In a recent study published in the journal Toxicology Letters, researchers discuss the effect(s) of fluoride exposure on the human microbiome.
Study: Does fluoride exposure impact on the human microbiome? Image Credit: Photozero / Shutterstock.com
The toxicology of fluoride
Community water fluoridation (CWF) significantly improves oral health by decreasing the prevalence of caries. The World Health Organization (WHO) recommends 1 mg/L of sodium fluoride in water for good oral health.
However, chronic exposure to high concentrations can result in dental fluorosis. Skeletal fluorosis is reported in areas with high fluoride levels in groundwater and can cause damage to the joints and bones. Fluoride can also cause tissue damage and exert toxic effects at extremely high concentrations.
Given its toxicity concerns, research efforts are currently investigating the impact of CWF on health. Systematic reviews have found no convincing evidence for the long-term effects of fluoridation at WHO-recommended concentrations in humans.
In the present study, researchers review previous publications to evaluate how fluoride exposure affects the human microbiome.
Fluoride exposure and the microbiome
A healthy microbiome in the oral cavity is essential to prevent periodontal disease and dental caries. It is speculated that fluoride can disrupt the homeostasis between humans and the microbiome.
The microbiome in the gastrointestinal (GI) tract remains exposed to fluoride after drinking fluoridated water. The oral cavity is likely the most exposed to fluoride, as it is the first exposure point.
Fluoride accumulation in dental plaque is well established in people using fluoride dentifrices; however, data on fluoride levels in the mid/lower GI tract are scarce.
Fluoride absorption into tissues increases down the GI tract, with 40% absorbed in the stomach and the remaining in the small intestine. Nearly 10% of fluoride is excreted in feces, thus suggesting all GI tract regions are exposed to fluoride.
Fluoride exhibits antifungal and antibacterial activity and has been shown in vitro to inhibit bacterial growth that may result from enzyme inhibition or acidification of the cytoplasm. Much research has been centered around the effects of fluoride on Streptococcus mutans, a species involved in caries development, with several reports suggesting that acid tolerance is pivotal for its survival in acidic caries.

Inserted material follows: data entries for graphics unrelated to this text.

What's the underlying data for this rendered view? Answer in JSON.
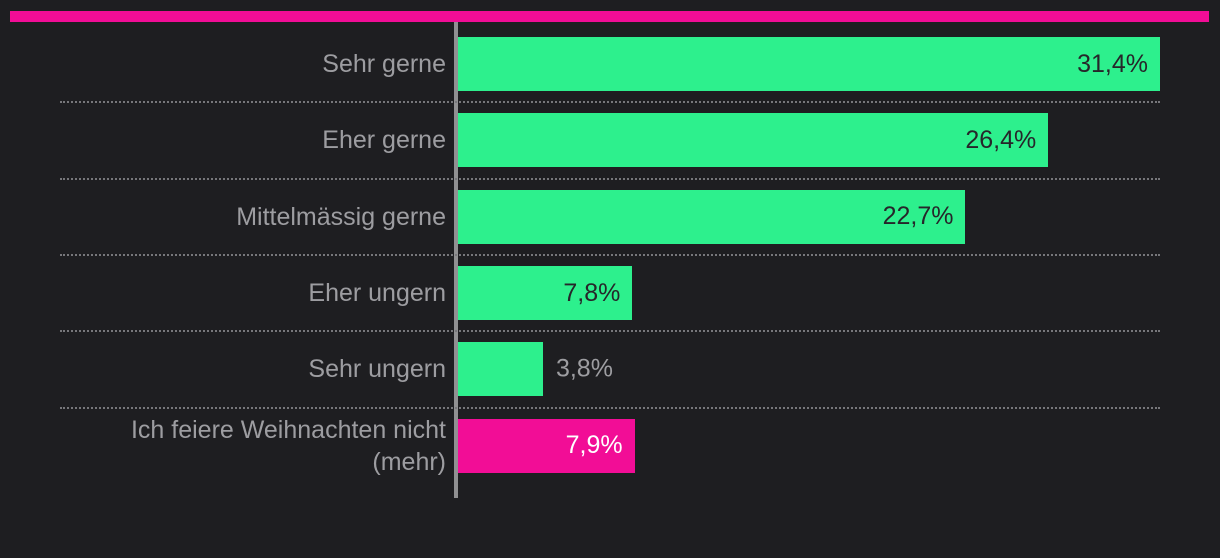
{
  "colors": {
    "background": "#1e1e21",
    "accent_pink": "#f20d96",
    "bar_green": "#2df08d",
    "axis_gray": "#909092",
    "separator_gray": "#77777b",
    "label_gray": "#9d9da1",
    "value_dark": "#26262a",
    "value_white": "#ffffff"
  },
  "chart_data": {
    "type": "bar",
    "orientation": "horizontal",
    "title": "",
    "xlabel": "",
    "ylabel": "",
    "xlim": [
      0,
      31.4
    ],
    "legend": "none",
    "grid": "dotted-row-separators",
    "categories": [
      "Sehr gerne",
      "Eher gerne",
      "Mittelmässig gerne",
      "Eher ungern",
      "Sehr ungern",
      "Ich feiere Weihnachten nicht (mehr)"
    ],
    "values": [
      31.4,
      26.4,
      22.7,
      7.8,
      3.8,
      7.9
    ],
    "value_labels": [
      "31,4%",
      "26,4%",
      "22,7%",
      "7,8%",
      "3,8%",
      "7,9%"
    ],
    "bar_colors": [
      "green",
      "green",
      "green",
      "green",
      "green",
      "pink"
    ],
    "value_label_placement": [
      "inside",
      "inside",
      "inside",
      "inside",
      "outside",
      "inside"
    ]
  }
}
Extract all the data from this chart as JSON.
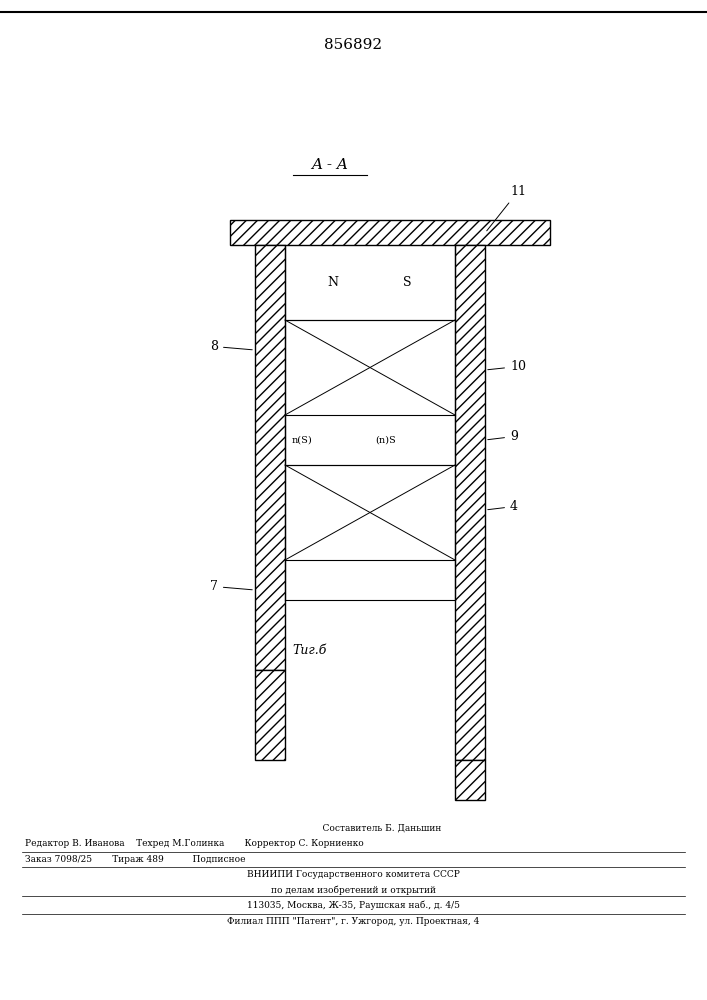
{
  "title": "856892",
  "section_label": "A - A",
  "fig_label": "Τиг.б",
  "bg_color": "#ffffff",
  "line_color": "#000000",
  "hatch_color": "#000000",
  "label_8": "8",
  "label_7": "7",
  "label_4": "4",
  "label_9": "9",
  "label_10": "10",
  "label_11": "11",
  "label_N": "N",
  "label_S": "S",
  "label_nS": "n(S)",
  "label_nS2": "(n)S",
  "footer_lines": [
    "                    Составитель Б. Даньшин",
    "Редактор В. Иванова    Техред М.Голинка       Корректор С. Корниенко",
    "Заказ 7098/25       Тираж 489          Подписное",
    "ВНИИПИ Государственного комитета СССР",
    "по делам изобретений и открытий",
    "113035, Москва, Ж-35, Раушская наб., д. 4/5",
    "Филиал ППП \"Патент\", г. Ужгород, ул. Проектная, 4"
  ]
}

Effects of fluoride exposure on the microbiome in humans and animals
The researchers performed a literature search using relevant terms on Scopus and PubMed databases. They identified 190 articles published between 1986 and 2022, 41 of which were selected for the final analysis after exclusions were applied. Most human studies examined the effects of fluoride dentifrices, mouthwashes, and varnishes on the oral microbiome.
Several studies found no or limited effects on the oral microbiome, with some suggesting benefits. A few studies examining the impact of silver diamine fluoride on the oral microbiome in caries treatment reported minor plaque microbiome changes in the intervention arm. Likewise, different research groups have studied stannous and fluoride (F/Sn)-containing products.
In general, using F/Sn-containing toothpaste might decrease cariogenic bacteria; however, larger studies are required to corroborate this finding.
Only one study from China analyzed the potential effects of excessive fluoride exposure from drinking water. This study revealed significant changes in the oral microbiome, which included lower Bacteroidetes and higher Firmicutes levels, of children with moderate/severe fluorosis, albeit its significance from a health perspective was unknown.
Among animal studies, many have explored the effects of fluoride on the microbiome. Most studies focused on acute fluoride toxicity and only one assessed the impact of prolonged exposure to low fluoride concentrations.
Rats ingesting water with 50 mg/L fluoride for 30 days exhibited inflamed ileum and gut microbiome alterations. Increasing fluoride concentrations to 100 mg/L caused more extensive changes in the cecum, with reductions in Firmicutes and elevations in Bacteroidetes.
More research is needed to determine if such changes to the gut microbiota also occur in humans exposed to fluoride at recommended concentrations. Besides fluoride, arsenic is present in water in some regions. Mice exposed to 100 mg/L fluoride, 50 mg/L arsenic, or both exhibit cardiovascular defects and gut microbiome changes.
Precious studies on the oral microbiome suggest that topical fluoride use has little impact and, rather, may be beneficial. However, exposure to fluoride in water at higher concentrations might have a much more severe effect on the oral microbiome.
Animal studies suggest significant changes in the gut and oral microbiomes due to fluoride exposure. Overall, population-based studies are required to determine how CWF and fluoride exposure affects the human microbiome.